In the land of windmills, tulips, clogs and round cheeses, Chelsea’s young stars – terrified of nothing – showed just what good movers they are with one of the most fluent, fluid and fast-paced performances under Frank Lampard’s exciting reign.
This was Chelsea at their best as they went toe-to-toe with one of the most formidable sides in the European top flight, and came away with a richly deserved 1-0 win to put them top of their Champions League group.
Like the cow outside the Amsterdam cheese museum, their once fleet-footed opponents were given the runaround for long spells of this absorbing tie, setting up a mouth-watering return leg in a fortnight at the Bridge.
“I’m so happy,” said the Blues manager afterwards. “Ajax are a really strong side. I was so, so proud of our performance.”
With five academy players in the starting line-up, the future not only looks rosy for Chelsea but for England too.
Don’t rule out the possibility of the Blues supplying half a dozen regulars in the national side by this time next year.
The early evening clash in Amsterdam revealed that Chelsea can compete on equal terms with the best, and showed that fearless young players, trusted by their manager with daunting tasks as well as the more run-of-the-mill assignments, can prosper.
Mason Mount and Callum Hudson-Odoi linked up superbly down the Blues’ left wing – the real danger zone for the Dutch league leaders – with Mount coming close to scoring in the 14th minute; his shot saved at the near post.
Nine minutes later, in one of the more surreal moments of this thoroughly entertaining match in the Johan Cruyff Arena, ref Ovidiu Hategan suddenly bounded over to Chelsea’s bench to show a red card to assistant manager Jody Morris – no stranger to such things in his playing days.
Still 0-0 at halftime, the second half continued in the rapid end-to-end play, with Ajax having their best chance just before the hour mark when Edson Alvarez’s glancing header struck the post and bounced harmlessly away.
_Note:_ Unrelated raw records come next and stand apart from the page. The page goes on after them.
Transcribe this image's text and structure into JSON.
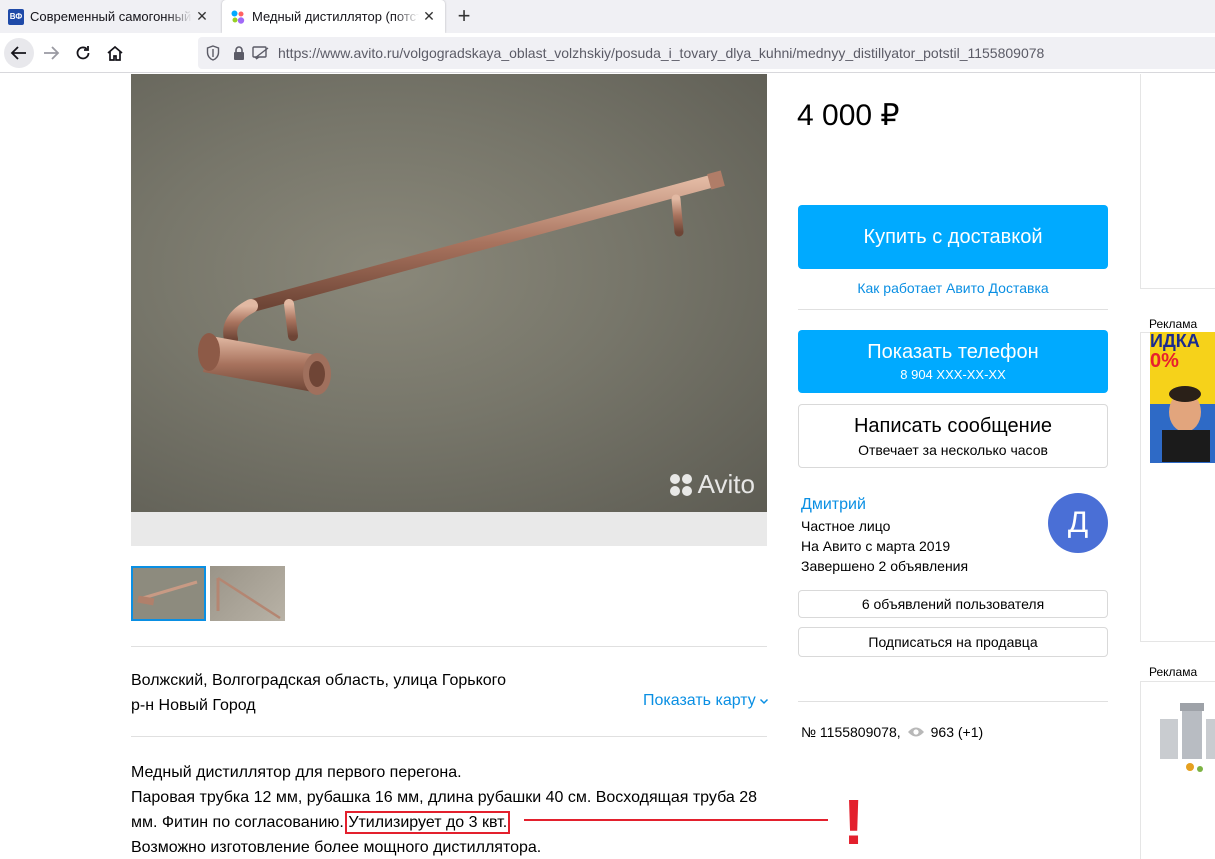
{
  "browser": {
    "tabs": [
      {
        "title": "Современный самогонный аппарат",
        "favicon": "ВФ",
        "active": false
      },
      {
        "title": "Медный дистиллятор (потстил) купить",
        "active": true
      }
    ],
    "url": "https://www.avito.ru/volgogradskaya_oblast_volzhskiy/posuda_i_tovary_dlya_kuhni/mednyy_distillyator_potstil_1155809078"
  },
  "listing": {
    "price": "4 000 ₽",
    "watermark": "Avito",
    "buy_button": "Купить с доставкой",
    "delivery_link": "Как работает Авито Доставка",
    "phone_button": "Показать телефон",
    "phone_masked": "8 904 XXX-XX-XX",
    "message_button": "Написать сообщение",
    "message_sub": "Отвечает за несколько часов",
    "seller": {
      "name": "Дмитрий",
      "type": "Частное лицо",
      "since": "На Авито с марта 2019",
      "completed": "Завершено 2 объявления",
      "avatar_letter": "Д"
    },
    "user_ads_button": "6 объявлений пользователя",
    "subscribe_button": "Подписаться на продавца",
    "address_line1": "Волжский, Волгоградская область, улица Горького",
    "address_line2": "р-н Новый Город",
    "show_map": "Показать карту",
    "ad_number": "№ 1155809078,",
    "views": "963 (+1)",
    "description": {
      "line1": "Медный дистиллятор для первого перегона.",
      "line2a": "Паровая трубка 12 мм, рубашка 16 мм, длина рубашки 40 см. Восходящая труба 28",
      "line2b": "мм. Фитин по согласованию.",
      "highlight": "Утилизирует до 3 квт.",
      "line3": "Возможно изготовление более мощного дистиллятора."
    },
    "annotation_mark": "!"
  },
  "ads": {
    "label1": "Реклама",
    "label2": "Реклама",
    "ad1_text_top": "ИДКА",
    "ad1_text_bottom": "0%"
  },
  "colors": {
    "accent": "#00aaff",
    "link": "#0a8fe3",
    "avatar": "#4a6fd6",
    "annotation": "#e3202d"
  }
}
A ‘goal’ by Ajax’s most dangerous player, Quincy Promes, had earlier been ruled out by VAR for offside – a tight but correct decision.
Sub striker Michy Batshuayi, on for a positive – but frustrated – Tammy Abraham in the 71st minute, grabbed the all-important goal, having skyed an earlier effort so far over the bar that they were probably searching the canals for the ball.
In the 86th minute, as it looked like Chelsea had secured an important away point in a frantic 0-0 draw, Mount dashed down the left wing and fed sub Christian Pulisic, who had come on to replace Willian.
The ball scudded along the turf on the edge of Ajax’s six-yard box, Marcos Alonso dummied and it came to Batshuayi. The striker had to take a half step back, realign his shooting position, and fired up into the roof of the net.
In many ways it was outrageous for Lampard to bring on two extra forwards towards the end of this match, instead of settling for a draw. But it gives an insight into Lampard’s belief and ambition, and Chelsea are the better for his courage.
Captain Cesar Azpilicueta had one of his finest games in a blue (well, black on the night) shirt, making several vital interventions and turning defence into attack.
“Tonight, against a very good side, we showed a great ability to contol the game,” he said after the final whistle.
Watching in the BT studio, an elated former Chelsea star Joe Cole was purring with delight. “Everything feels right around the club,” he said.
Lampard agrees. “The great thing is the choice of strikers that I’ve got,” he said, when asked about Batshuayi’s goal. It’s the ninth time the dreadlocked one has come on as a sub and scored for Chelsea.
Now Chelsea have to keep up the momentum in the Champions League, as well as the Premier League itself, where Burnley are waiting to get stuck in to this young, eager squad at the weekend.